La mujer le sonrió y Ricardo respondió a la sonrisa mirando de reojo la cartera. Esa mujer tenía un montón de cosas en el bolso y tardaron un minuto largo en recogerlas todas. Ricardo se apresuró a la hora de hacerse con el monedero y mientras ambos volvían a levantarse fingió que lo metía en el bolso. Lo que hizo en realidad fue esconderlo en uno de los bolsillos traseros de su pantalón.

—Lo siento, señora. ¿De verdad está bien? —Preguntó, ansioso por largarse de allí lo antes posible.

—No ha sido nada. Un tropezón sin importancia.

—Entonces yo…

Ricardo dio dos pasos atrás y ya se disponía a salir corriendo cuando la mujer le detuvo. Tenía los ojos entornados y le miraba con suspicacia. El chico maldijo entre dientes, preguntándose si era posible que ella se hubiera dado cuenta de algo. Estaba bastante seguro de que había actuado con muchísimo disimulo, pero empezaba a tener sus dudas.
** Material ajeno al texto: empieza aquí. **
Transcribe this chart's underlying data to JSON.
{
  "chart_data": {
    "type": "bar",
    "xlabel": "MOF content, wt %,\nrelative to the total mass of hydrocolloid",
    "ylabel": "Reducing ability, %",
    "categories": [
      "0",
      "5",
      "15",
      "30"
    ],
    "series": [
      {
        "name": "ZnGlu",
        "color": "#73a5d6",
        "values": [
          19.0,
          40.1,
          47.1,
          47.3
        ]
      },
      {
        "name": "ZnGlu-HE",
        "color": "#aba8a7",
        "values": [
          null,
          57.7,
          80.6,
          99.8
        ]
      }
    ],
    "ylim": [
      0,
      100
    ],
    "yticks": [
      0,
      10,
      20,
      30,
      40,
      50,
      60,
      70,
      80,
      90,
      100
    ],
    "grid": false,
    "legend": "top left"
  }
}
Cuando la mujer siguió hablando, Ricardo no supo si sentirse aliviado o no.

—¿No tendrías que estar en el colegio?

La pregunta le sorprendió mucho, tanto que Ricardo no tenía una respuesta preparada. Los únicos muggles que se preocupaban por si iba a la escuela o no eran los policías y los tipos como don Tomás, así que Ricardo nunca había tenido que buscar esa clase de excusas. Por fortuna era bueno pensando rápido y después de un par de segundos de duda encontró algo que decir.

—Estoy enfermo. Esta mañana he estado en el hospital y después he venido a comprar unas pociones a la botica con mi madre.

—¿De verdad? ¿Y dónde está ella?

Ricardo se mordió los labios, molesto por la insistencia de la mujer. En buena hora se había tropezado con ella.

—Ahora viene.

La mujer sonrió y Ricardo creyó que le dejaría irse, pero otra vez se equivocó.

—¿Crees que me estás engañando, niño? —Ricardo no tuvo tiempo de decir nada. La mujer extendió una mano y le miró con dureza. Parecía un poco molesta y Ricardo no supo muy bien qué iba a pasar ahora—. Devuélvemelo.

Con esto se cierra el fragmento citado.